# hows everyones extreme



## booyea797 (Aug 7, 2011)

Hey everyone jw how everyone extreme r doing my little guy is doing great always makes me laugh climbing digging making messes and loves coming to hang out with me does anyone else Tegu pops his eyes out sometimes after digging its wired and freaking me out making sure hes ok and what's everyone else feeding schedule like

Thanks


----------



## kellen.watkins (Aug 7, 2011)

Mine was lost for a few days I just found her today lol she's growing and I love that grayish green color as well, I usually feed her once I get home at around 8 then. I wake up at 2 or 3 and feed her again.


----------



## Neeko (Aug 7, 2011)

Mine are doing great, the males sizing up nicely the female isnt far behind. The male is more docile though, not sure if it bc he is a bit bigger or not.


----------



## frost (Aug 8, 2011)

my little bahamut is good. still a bit flighty tho.


----------



## turtlepunk (Aug 8, 2011)

My little guy is doing good =) he's so active! always out and about checking things out, climbing, jumping, scratching at the door. Im working with handling tho. Im taking it slow.


----------



## fisheric (Aug 8, 2011)

Better. I have started feeding him outside his enclosure. It has been 3 days now. He really does not like me to pick him up.

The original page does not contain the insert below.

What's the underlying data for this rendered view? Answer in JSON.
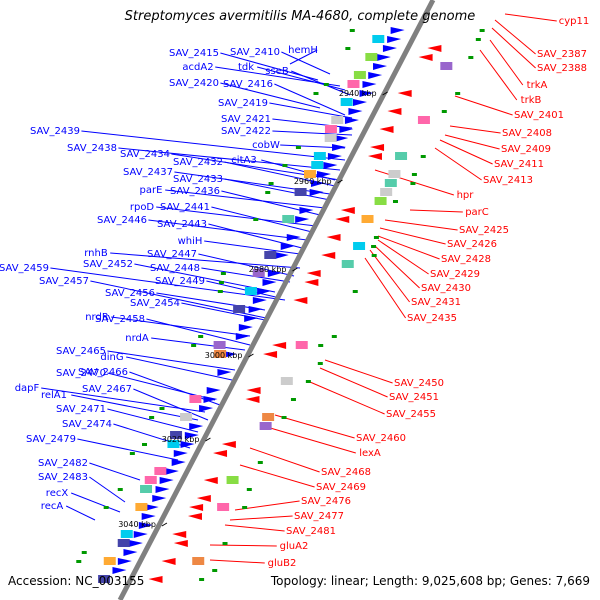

I set up a bunch of boxes in the corner of the room so I could sit on the floor with him. Today he got kinda playful and didnt really put up too much fuss when it was time to go back in his enclosure.

I am not manhandling him. I use a light touch but he just keeps jumping out of my hand so I have to pick him up about 10-15 times before he stops squirming away.


----------



## new2tegus (Aug 9, 2011)

I couldn't be happier with my little Jekyll, he went through 9 pinkies the other day and isn't eating as much today lol. Moving slowly on handling, and it's paying off.


----------



## Piercedcub32 (Aug 9, 2011)

9 pinkies, wow! ;o) Logan ate 2 pretty big big fuzzes yesterday and graduated to 2 turkey meatballs today! ;o) Here he is resting on my arm while we read tegutalk together LOL. http://www.flickr.com/photos/photocub77/6026576511/


----------



## booyea797 (Aug 9, 2011)

9 how my little guy maxs out on 2 and is done ??


----------



## new2tegus (Aug 9, 2011)

He's a pig, truly, today was the first day he walked up my arm, did it twice today. Pierced, what size are they, pretty sure he's ready to bump up a size now lol. They look like raisins in his mouth now. Turkey he loved, then when he got pinkies, it's all he'll eat. He will eat turkey occasionally, but only if I leave it in there


----------



## Piercedcub32 (Aug 9, 2011)

new2tegus said:


> He's a pig, truly, today was the first day he walked up my arm, did it twice today. Pierced, what size are they, pretty sure he's ready to bump up a size now lol. They look like raisins in his mouth now. Turkey he loved, then when he got pinkies, it's all he'll eat. He will eat turkey occasionally, but only if I leave it in there



my fuzzes were about an inch without the tail, and they are pretty fat. I wasn't sure if he was going to get them down the first time I tried, but no problem at all. I made a pinky omelet for him the other day, he loved it. ;o) Mine still eats the turkey, but doesn't seem to love it as he does crickets and mice.


----------